Quick Take: Former Banking Regulator Gets 16 Years for Corruption

* Former assistant chairman of the China Banking Regulatory Commission worked in the financial regulation system for over 30 years
* Some financial institution executives who offered bribes to Yang have been demoted
(Beijing) — China has sentenced a former top banking regulator to 16 years in prison for accepting tens of millions of yuan in bribes, state media reported.
Yang Jiacai, 57, a former assistant chairman of the China Banking Regulatory Commission (CBRC), was sentenced to 16 years’ imprisonment by a court in Puyang, in Central China’s Henan province, for taking bribes and amassing enormous assets that can’t be accounted for, according to a posting on a WeChat account linked to the city government.

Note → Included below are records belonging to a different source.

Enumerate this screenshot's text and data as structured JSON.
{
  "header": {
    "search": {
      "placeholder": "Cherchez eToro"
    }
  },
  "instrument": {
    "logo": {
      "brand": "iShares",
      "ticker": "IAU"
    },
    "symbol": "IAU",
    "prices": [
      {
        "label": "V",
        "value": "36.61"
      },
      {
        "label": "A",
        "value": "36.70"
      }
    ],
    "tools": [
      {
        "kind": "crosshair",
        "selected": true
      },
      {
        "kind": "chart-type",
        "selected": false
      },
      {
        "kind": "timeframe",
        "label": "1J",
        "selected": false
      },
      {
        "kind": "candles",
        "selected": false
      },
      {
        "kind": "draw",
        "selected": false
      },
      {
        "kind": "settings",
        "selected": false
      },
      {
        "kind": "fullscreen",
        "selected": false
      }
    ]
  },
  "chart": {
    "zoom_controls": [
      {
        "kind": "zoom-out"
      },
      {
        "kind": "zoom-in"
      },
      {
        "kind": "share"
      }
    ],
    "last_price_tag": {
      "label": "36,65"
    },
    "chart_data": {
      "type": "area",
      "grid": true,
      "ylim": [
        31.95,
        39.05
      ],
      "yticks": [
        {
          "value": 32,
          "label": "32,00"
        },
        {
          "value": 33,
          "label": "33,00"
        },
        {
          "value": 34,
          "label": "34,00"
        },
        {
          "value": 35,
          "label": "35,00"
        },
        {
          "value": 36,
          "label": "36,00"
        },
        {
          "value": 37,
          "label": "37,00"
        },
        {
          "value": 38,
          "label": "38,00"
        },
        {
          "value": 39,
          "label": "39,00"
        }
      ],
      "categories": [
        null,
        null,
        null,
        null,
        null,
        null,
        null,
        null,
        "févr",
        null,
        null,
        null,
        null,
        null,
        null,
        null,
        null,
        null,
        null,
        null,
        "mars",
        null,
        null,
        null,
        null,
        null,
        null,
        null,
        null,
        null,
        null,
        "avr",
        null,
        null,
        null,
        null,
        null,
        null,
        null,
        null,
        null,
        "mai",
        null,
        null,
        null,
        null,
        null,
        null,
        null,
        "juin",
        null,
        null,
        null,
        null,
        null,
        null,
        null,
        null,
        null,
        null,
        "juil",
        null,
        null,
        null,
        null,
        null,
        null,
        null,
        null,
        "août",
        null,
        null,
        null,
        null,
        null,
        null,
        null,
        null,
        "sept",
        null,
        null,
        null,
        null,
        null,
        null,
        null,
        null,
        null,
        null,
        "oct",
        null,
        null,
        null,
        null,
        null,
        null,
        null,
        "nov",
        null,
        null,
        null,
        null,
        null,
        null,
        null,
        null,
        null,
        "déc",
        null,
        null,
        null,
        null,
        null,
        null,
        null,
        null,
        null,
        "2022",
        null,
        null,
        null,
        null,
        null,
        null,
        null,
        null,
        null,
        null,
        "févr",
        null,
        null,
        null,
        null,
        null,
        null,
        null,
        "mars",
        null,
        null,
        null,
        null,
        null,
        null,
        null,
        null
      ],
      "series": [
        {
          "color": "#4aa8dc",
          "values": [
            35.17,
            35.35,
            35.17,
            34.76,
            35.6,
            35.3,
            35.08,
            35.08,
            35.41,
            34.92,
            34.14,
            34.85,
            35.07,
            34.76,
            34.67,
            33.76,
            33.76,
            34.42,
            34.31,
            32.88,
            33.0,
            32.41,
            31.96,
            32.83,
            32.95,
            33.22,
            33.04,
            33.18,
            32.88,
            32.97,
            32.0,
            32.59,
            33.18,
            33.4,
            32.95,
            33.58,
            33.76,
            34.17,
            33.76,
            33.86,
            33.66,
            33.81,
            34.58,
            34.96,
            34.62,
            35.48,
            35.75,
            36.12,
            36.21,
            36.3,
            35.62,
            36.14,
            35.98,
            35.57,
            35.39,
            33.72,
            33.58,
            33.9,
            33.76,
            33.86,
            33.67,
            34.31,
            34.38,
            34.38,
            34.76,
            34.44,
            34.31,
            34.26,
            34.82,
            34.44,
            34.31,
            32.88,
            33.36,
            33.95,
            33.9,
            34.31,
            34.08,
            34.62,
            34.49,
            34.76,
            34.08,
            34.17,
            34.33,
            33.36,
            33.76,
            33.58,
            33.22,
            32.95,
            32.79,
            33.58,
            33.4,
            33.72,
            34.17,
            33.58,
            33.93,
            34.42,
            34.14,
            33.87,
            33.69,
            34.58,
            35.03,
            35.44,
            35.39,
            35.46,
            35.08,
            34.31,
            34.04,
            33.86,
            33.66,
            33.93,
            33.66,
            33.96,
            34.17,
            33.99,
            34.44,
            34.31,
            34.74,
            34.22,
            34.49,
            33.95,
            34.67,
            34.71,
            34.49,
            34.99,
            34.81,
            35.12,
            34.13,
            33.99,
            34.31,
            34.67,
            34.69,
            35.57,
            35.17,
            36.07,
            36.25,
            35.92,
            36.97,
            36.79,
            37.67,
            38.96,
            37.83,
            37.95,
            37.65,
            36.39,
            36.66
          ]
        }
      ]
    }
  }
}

Yang was confirmed to have taken bribes worth 23 million yuan ($3.39 million) and kept another 31.6 million yuan of unaccounted-for wealth when he served in senior posts at the central bank and the CBRC from 1998 to 2017, the July 20 posting said. He has also been fined 2 million yuan.
Yang has accepted the verdict and will not appeal, the posting added.
Yang, who worked in the Chinese financial regulation system for more than 30 years, was in charge of key CBRC departments such as human resources and the general office before he was placed under investigation in April 2017.
Yang attracted investigators’ attention when they were probing a loan scandal in Wuhan involving wrongdoings of a senior official of the state-owned Bank of Communications, China’s fifth-largest lender.
The first official to fall within the banking regulatory system, Yang informed investigators of the misconduct of nine other CBRC officials and eight employees of financial institutions, sources with knowledge of the matter told Caixin previously.
Some financial institution executives who offered bribes to Yang have been demoted, and some CBRC officials who were close to him have been assigned to other posts outside the regulatory system.